While Syria and Jordan have shouldered most of the refugee influx, they have now resorted to drastic measures such as restricting entry and deporting people who may be at risk of persecution, partly due to the lack of support from the international community.

Having exhausted savings, many refugees are now living in complete destitution and facing new dangers, such as being forced into so-called "voluntary" return to Iraq and child labour -- many families have been forced to send their children to work in the streets in a desperate bid to help them survive.

For some refugees, the difficulties they are facing in the host country are prompting them to make the difficult and dangerous decision to return to Iraq, either temporarily to collect a pension or food ration or for other such reasons, or more permanently because of their desperate situation, not because they feel they are no longer at risk of human rights abuses in Iraq.

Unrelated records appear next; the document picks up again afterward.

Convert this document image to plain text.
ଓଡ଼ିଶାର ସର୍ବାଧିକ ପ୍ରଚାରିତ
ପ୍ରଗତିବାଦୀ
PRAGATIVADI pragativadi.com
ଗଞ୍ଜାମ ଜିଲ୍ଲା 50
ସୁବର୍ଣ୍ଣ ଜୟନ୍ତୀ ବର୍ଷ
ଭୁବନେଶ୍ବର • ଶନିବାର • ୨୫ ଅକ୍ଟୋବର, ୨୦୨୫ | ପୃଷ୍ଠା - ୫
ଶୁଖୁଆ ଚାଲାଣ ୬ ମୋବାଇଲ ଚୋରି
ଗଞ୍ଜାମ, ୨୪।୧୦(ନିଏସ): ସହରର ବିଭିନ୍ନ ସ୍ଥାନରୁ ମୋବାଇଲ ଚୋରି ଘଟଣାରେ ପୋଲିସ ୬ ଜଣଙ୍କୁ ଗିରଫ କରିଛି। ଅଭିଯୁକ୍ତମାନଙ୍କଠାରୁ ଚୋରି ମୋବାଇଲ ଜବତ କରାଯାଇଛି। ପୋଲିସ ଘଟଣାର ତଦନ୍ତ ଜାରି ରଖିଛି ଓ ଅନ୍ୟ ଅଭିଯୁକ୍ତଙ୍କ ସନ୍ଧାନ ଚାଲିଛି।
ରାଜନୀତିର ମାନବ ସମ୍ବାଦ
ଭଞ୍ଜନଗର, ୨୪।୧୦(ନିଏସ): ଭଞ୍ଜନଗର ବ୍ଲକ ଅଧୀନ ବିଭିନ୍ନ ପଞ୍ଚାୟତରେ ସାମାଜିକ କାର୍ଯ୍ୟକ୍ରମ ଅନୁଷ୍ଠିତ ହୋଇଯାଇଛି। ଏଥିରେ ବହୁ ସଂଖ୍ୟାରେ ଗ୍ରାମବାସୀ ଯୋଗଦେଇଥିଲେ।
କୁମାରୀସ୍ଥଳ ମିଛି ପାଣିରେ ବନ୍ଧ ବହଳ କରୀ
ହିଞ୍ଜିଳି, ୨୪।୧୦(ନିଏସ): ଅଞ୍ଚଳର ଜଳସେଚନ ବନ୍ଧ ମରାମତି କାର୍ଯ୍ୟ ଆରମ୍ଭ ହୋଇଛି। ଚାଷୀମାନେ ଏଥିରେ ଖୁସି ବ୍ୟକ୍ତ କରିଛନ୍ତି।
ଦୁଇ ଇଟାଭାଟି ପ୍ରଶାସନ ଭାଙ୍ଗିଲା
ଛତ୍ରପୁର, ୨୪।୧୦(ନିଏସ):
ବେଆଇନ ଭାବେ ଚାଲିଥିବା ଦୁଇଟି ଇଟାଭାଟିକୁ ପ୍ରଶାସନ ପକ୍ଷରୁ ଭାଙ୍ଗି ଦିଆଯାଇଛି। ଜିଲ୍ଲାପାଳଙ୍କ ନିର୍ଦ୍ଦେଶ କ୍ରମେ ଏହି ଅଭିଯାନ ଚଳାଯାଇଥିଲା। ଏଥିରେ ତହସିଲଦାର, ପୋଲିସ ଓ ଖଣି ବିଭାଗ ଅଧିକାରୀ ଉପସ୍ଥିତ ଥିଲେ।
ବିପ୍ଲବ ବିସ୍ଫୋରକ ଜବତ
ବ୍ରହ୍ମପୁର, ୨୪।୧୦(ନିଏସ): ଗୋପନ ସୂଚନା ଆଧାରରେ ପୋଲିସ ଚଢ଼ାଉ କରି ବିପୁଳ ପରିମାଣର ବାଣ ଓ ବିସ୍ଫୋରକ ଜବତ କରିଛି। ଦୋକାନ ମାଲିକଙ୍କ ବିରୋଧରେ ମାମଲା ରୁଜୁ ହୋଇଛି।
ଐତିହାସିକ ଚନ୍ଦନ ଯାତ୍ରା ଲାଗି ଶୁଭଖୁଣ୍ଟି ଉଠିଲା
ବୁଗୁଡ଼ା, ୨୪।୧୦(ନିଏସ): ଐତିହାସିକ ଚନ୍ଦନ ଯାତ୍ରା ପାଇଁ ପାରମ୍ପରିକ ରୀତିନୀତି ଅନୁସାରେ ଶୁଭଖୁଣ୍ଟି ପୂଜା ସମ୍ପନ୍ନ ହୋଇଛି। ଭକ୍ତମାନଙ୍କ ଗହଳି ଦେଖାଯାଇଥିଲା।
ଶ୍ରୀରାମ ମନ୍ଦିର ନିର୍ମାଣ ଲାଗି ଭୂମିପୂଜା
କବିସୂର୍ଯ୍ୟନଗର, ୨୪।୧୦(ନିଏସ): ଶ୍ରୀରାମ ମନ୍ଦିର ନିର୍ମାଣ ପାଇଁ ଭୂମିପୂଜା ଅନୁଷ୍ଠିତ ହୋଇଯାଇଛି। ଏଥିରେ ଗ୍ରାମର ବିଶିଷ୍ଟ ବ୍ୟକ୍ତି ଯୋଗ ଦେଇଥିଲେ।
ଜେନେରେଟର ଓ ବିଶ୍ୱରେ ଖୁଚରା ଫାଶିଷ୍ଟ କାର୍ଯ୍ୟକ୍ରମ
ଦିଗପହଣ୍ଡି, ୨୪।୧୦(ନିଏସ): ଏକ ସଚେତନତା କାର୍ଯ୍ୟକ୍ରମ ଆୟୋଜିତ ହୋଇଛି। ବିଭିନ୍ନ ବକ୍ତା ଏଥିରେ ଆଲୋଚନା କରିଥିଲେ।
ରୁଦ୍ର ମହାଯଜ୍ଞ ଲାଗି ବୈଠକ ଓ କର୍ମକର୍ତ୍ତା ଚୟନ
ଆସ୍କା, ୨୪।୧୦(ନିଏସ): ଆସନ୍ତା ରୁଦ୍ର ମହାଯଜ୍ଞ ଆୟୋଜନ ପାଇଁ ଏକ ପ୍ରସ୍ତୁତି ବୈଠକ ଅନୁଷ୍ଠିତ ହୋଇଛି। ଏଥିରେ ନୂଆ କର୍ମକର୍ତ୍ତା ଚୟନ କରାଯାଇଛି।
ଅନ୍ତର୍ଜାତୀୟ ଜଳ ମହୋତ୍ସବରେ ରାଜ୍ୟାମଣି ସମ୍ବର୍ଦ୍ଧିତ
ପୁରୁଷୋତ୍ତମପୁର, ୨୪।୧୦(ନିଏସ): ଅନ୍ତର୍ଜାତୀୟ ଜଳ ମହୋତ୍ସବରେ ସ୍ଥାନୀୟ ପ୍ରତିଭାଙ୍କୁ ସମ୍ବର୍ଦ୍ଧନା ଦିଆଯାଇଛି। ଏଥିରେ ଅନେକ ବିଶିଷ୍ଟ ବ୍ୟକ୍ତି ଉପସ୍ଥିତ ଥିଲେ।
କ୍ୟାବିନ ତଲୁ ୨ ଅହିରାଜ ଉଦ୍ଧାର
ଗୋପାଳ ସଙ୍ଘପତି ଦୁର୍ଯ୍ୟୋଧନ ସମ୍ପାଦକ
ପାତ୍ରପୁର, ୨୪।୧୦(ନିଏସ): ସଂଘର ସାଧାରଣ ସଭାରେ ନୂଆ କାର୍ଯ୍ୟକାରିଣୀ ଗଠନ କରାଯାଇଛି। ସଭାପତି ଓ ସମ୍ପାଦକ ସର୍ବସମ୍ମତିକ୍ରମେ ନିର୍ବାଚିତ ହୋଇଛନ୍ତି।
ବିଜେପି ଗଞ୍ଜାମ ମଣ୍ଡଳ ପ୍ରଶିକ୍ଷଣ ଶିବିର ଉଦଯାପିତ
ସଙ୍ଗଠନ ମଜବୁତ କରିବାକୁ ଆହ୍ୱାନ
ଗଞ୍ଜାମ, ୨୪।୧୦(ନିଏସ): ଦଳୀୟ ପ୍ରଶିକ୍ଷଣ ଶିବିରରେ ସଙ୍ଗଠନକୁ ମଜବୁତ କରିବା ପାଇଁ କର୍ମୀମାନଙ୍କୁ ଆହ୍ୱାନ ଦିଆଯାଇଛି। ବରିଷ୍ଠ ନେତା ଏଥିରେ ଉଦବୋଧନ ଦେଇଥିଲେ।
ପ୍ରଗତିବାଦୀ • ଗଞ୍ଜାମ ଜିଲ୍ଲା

They are making this decision as they feel they have no other option.

A 62-year-old retired Shi’a army officer, Majid, a widower with seven adult children all living in Baghdad, told Amnesty International in February that after attempting to find protection in Syria, with only the 50 lira (US$1) in his pocket, he had to return to Iraq. Even though he was extremely scared, he had lost hope, saying "If I die, I die." Majid fled Iraq in February 2008 after two of his nephews, Mansour and Sami, aged 17 and 19, were beheaded by members of an armed group north of Baghdad. He exhausted his savings in Syria and was soon left with nothing. Weeping, he explained to Amnesty International that he had no alternative but to return to Iraq.

Many European countries are now attempting to deport Iraqis, sometimes to some of the most dangerous parts of Iraq such as the south and central regions. In addition to taking direct actions forcing Iraqis to return, they are using indirect methods such as cutting off basic assistance and services to rejected asylum-seekers in order to force them to “voluntarily” return to Iraq.

Sweden, which is host to the largest number of Iraqi refugees in Europe and once a positive example to its neighbours, has now changed its approach and is denying the vast majority of Iraqis protection and forcibly returning some to very dangerous areas.

Amnesty International is greatly concerned that the failure to respond to this crisis will worsen an already dire situation. Amongst other things, it is calling on the international community to:
• urgently and substantially raise sustainable financial assistance;
• end practices such as forcible returns that put lives at further risk;
• cease practices that result in coerced “voluntary” returns;
• allow individuals to seek paid employment; and
• extensively increase resettlement places for the most vulnerable refugees to start a new life in a third country.

Amnesty International is also calling on the governments of Syria, Jordan, Lebanon and Egypt, as well as those of other countries in the region, to allow unrestricted access to people fleeing Iraq, cease all deportations to Iraq, and grant refugees access to the labour market.

"The international community must make a true commitment to assist Iraq's displaced people by substantially boosting sustainable financial assistance, ending forcible returns, stopping practices that result in coerced voluntary returns and offering increased numbers of resettlement places," said Amnesty International.